Now, GPU maker AMD is backing an interesting open-source option called Gizmo 2. Conceived by nonprofit development board community GizmoSphere, it’s meant to be used as a testing ground for new technologies and inventions.

A few of the use cases, or “experiments”, as detailed on GizmoSphere’s official product page, include network-connected media players, home automation systems, and Bitcoin miners. The designers insist that you let your imagination run wild, and view the Gizmo 2 as the stepping stone towards the future of computing.

Of course, there are performance limitations to take into account here, but compared to the Raspberry Pi, the Gizmo 2 is a powerhouse.

It’s pretty small, measuring 4 x 4 inches, yet it squeezes in a dual-core 1 GHz AMD embedded G-Series processor, and discrete AMD Radeon HD 8210E graphics. Plus, it includes 1GB of DDR3 RAM. There’s no reason to worry about power consumption, as the CPU/GPU combo eats up only nine watts.

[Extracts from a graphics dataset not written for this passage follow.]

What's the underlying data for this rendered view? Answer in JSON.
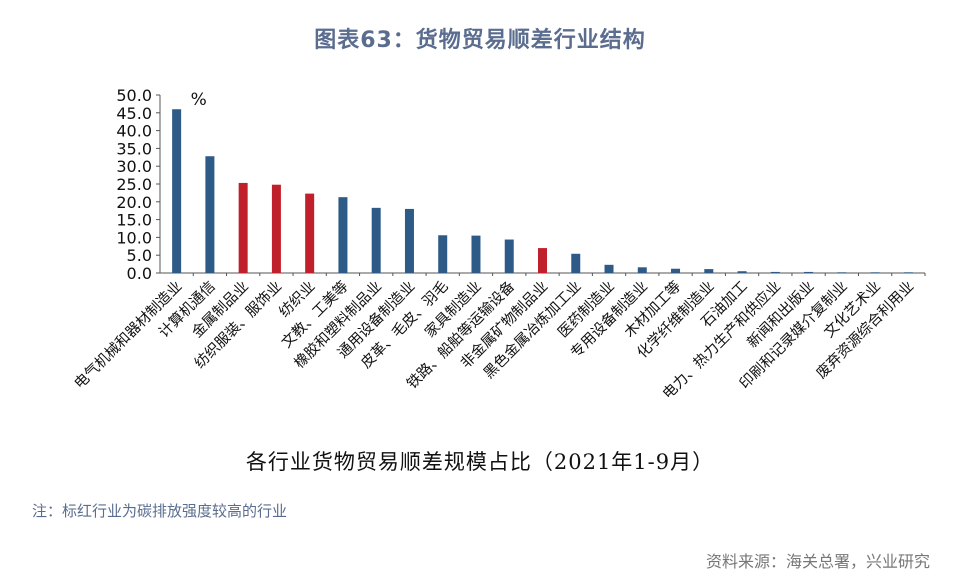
{
  "chart_data": {
    "type": "bar",
    "title": "图表63：货物贸易顺差行业结构",
    "xlabel": "各行业货物贸易顺差规模占比（2021年1-9月）",
    "unit_label": "%",
    "ylim": [
      0,
      50
    ],
    "yticks": [
      "0.0",
      "5.0",
      "10.0",
      "15.0",
      "20.0",
      "25.0",
      "30.0",
      "35.0",
      "40.0",
      "45.0",
      "50.0"
    ],
    "categories": [
      "电气机械和器材制造业",
      "计算机通信",
      "金属制品业",
      "纺织服装、服饰业",
      "纺织业",
      "文教、工美等",
      "橡胶和塑料制品业",
      "通用设备制造业",
      "皮革、毛皮、羽毛",
      "家具制造业",
      "铁路、船舶等运输设备",
      "非金属矿物制品业",
      "黑色金属冶炼加工业",
      "医药制造业",
      "专用设备制造业",
      "木材加工等",
      "化学纤维制造业",
      "石油加工",
      "电力、热力生产和供应业",
      "新闻和出版业",
      "印刷和记录媒介复制业",
      "文化艺术业",
      "废弃资源综合利用业"
    ],
    "values": [
      46.0,
      32.8,
      25.3,
      24.8,
      22.3,
      21.3,
      18.3,
      18.0,
      10.6,
      10.5,
      9.4,
      7.0,
      5.4,
      2.3,
      1.6,
      1.2,
      1.1,
      0.5,
      0.3,
      0.3,
      0.2,
      0.2,
      0.2
    ],
    "highlighted": [
      false,
      false,
      true,
      true,
      true,
      false,
      false,
      false,
      false,
      false,
      false,
      true,
      false,
      false,
      false,
      false,
      false,
      false,
      false,
      false,
      false,
      false,
      false
    ],
    "colors": {
      "default": "#2e5a88",
      "highlight": "#c0202b",
      "axis": "#555555"
    }
  },
  "note": "注：标红行业为碳排放强度较高的行业",
  "source": "资料来源：海关总署，兴业研究"
}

Pictured above is a potentially noisy fan, but you can always remove it and rely on passive cooling. Gizmo 2 will be easily customizable once all the hardware schematics are shared with the community. The Gizmo 2 supports Windows 7 and 8, as well as Linux.

The Gizmo 2 impressively finds enough room to accommodate an HDMI port, a Gigabit Ethernet connector, a microSD card slot, and no less than four USB 2.0 ports. Clearly, this is way out of the Raspberry Pi’s league from a hardware standpoint, and the Gizmo 2’s price reflects that performance gap fairly accurately.

Whereas you can find a basic, low-end Pi for $20, the Gizmo 2 costs ten times as much. It will run you $200, and can be had from MCM Electronics, Semiconductor Store, or Newark Element14.

None of the retailers have the single-board computer/development kit in stock as of this writing, but it should be there in no time.